TRACKER: new default String dtype (pyarrow-backed, numpy NaN semantics) #54792

jorisvandenbossche · 2023-08-28T09:47:08Z

Overview of work for the future string dtype (PDEP-14).

Main implementation:

Testing related:

Open design questions / behaviour changes to implement:

API: string dtype propagation of NaNs in predicate methods (eg .str.startswith) #54805
API: behaviour for the "str.center()" string method for the pyarrow-backed string dtype #54807
Default string dtype should not raise fallback performance warnings #58581

Known bugs that need to be fixed:

Documentation:

List and document all breaking / behaviour changes in upgrade guide
- String dtype: overview of breaking behaviour changes #59328

[original issue body]

With PDEP-10 (#52711, https://pandas.pydata.org/pdeps/0010-required-pyarrow-dependency.html), we decided to start using pyarrow for the default string data type in pandas 3.0.
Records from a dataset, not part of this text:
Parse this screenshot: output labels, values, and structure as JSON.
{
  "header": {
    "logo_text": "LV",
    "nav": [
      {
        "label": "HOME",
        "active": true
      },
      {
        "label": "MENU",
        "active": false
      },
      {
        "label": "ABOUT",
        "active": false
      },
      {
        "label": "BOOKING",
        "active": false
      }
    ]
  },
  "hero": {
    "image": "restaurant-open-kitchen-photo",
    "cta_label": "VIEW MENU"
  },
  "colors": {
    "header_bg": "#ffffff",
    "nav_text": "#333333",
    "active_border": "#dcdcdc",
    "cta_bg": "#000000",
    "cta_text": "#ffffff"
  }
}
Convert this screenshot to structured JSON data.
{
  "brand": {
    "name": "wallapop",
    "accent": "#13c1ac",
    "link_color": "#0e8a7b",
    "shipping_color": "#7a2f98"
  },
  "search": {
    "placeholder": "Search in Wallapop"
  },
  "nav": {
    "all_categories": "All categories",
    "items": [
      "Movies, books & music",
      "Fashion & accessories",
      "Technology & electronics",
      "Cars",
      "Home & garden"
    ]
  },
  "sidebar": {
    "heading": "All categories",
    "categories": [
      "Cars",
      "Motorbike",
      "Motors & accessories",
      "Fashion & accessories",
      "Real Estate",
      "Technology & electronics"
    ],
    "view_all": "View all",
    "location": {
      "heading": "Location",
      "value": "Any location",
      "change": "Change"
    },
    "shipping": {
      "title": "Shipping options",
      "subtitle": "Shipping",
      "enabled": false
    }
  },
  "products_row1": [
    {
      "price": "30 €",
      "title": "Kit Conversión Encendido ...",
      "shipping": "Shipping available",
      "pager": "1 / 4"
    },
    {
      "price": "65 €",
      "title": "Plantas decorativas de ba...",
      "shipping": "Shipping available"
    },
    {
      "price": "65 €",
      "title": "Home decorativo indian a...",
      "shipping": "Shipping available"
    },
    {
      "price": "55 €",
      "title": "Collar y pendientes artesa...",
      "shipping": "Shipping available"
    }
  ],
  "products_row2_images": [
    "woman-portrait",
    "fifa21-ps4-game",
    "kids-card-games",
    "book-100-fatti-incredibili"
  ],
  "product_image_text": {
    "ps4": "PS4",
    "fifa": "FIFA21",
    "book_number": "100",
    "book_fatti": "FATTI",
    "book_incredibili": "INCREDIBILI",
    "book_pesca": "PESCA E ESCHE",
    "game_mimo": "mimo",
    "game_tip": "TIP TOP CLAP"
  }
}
For pandas 2.1, an option was added to already enable this future default data type, and then the various ways to construct a DataFrame (type inference in the constructor, IO methods) will use the new string dtype as default:

>>> pd.options.future.infer_string = True

>>> pd.Series(["a", "b", None])
0      a
1      b
2    NaN
dtype: string

>>> pd.Series(["a", "b", None]).dtype
string[pyarrow_numpy]

This is documented at https://pandas.pydata.org/docs/dev/whatsnew/v2.1.0.html#whatsnew-210-enhancements-infer-strings

One aspect that was discussed after the PDEP (mostly at the sprint, I think; creating this issue for a better public record of it), is that for a data type that would become the default in pandas 3.0 (which for the rest still uses all numpy dtypes with numpy NaN missing value semantics), should probably also still use the same default semantics and result in numpy data types when doing operations on the string column that result in a boolean or numeric data type (eg .str.startswith(..), .str.len(..), .str.count(), etc, or comparison operators like ==).
(this way, a user only gets an ArrowDtype column when explicitly asking for those, and not by default through using a the default string dtype)

To achieve this, @phofl has done several PRs to refactor the current pyarrow-based string dtypes, to add another variant which uses StringDtype(storage="pyarrow_numpy") instead of ArrowDtype("string"). From the updated whatsnew: "This is a new string dtype implementation that follows NumPy semantics in comparison operations and will return np.nan as the missing value indicator". Main PR:

Implement Arrow String Array that is compatible with NumPy semantics #54533

plus some follow-ups (#54720, #54585, #54591).

cc @pandas-dev/pandas-core

The text was updated successfully, but these errors were encountered:

jorisvandenbossche · 2023-08-28T10:01:51Z

One general question is about naming: currently, this data type is implemented as StringDtype(storage="pyarrow_numpy") (a parametrized instance of the existing StringDtype), thus using the "pyarrow_numpy" name (which can also be seen in the repr of the dtype, as "string[pyarrow_numpy]").
And the actual array class used is ArrowStringArrayNumpySemantics, expanding the existing ArrowStringArray.

I don't think "pyarrow_numpy" is a great name, but we also couldn't directly think of something better. The StringDtype(storage="pyarrow") is already taken by the existing version of that (using "nullable" semantics), and changing that to mean this new string dtype would break existing users of this (although we officially still label this as experimental, and could still change it).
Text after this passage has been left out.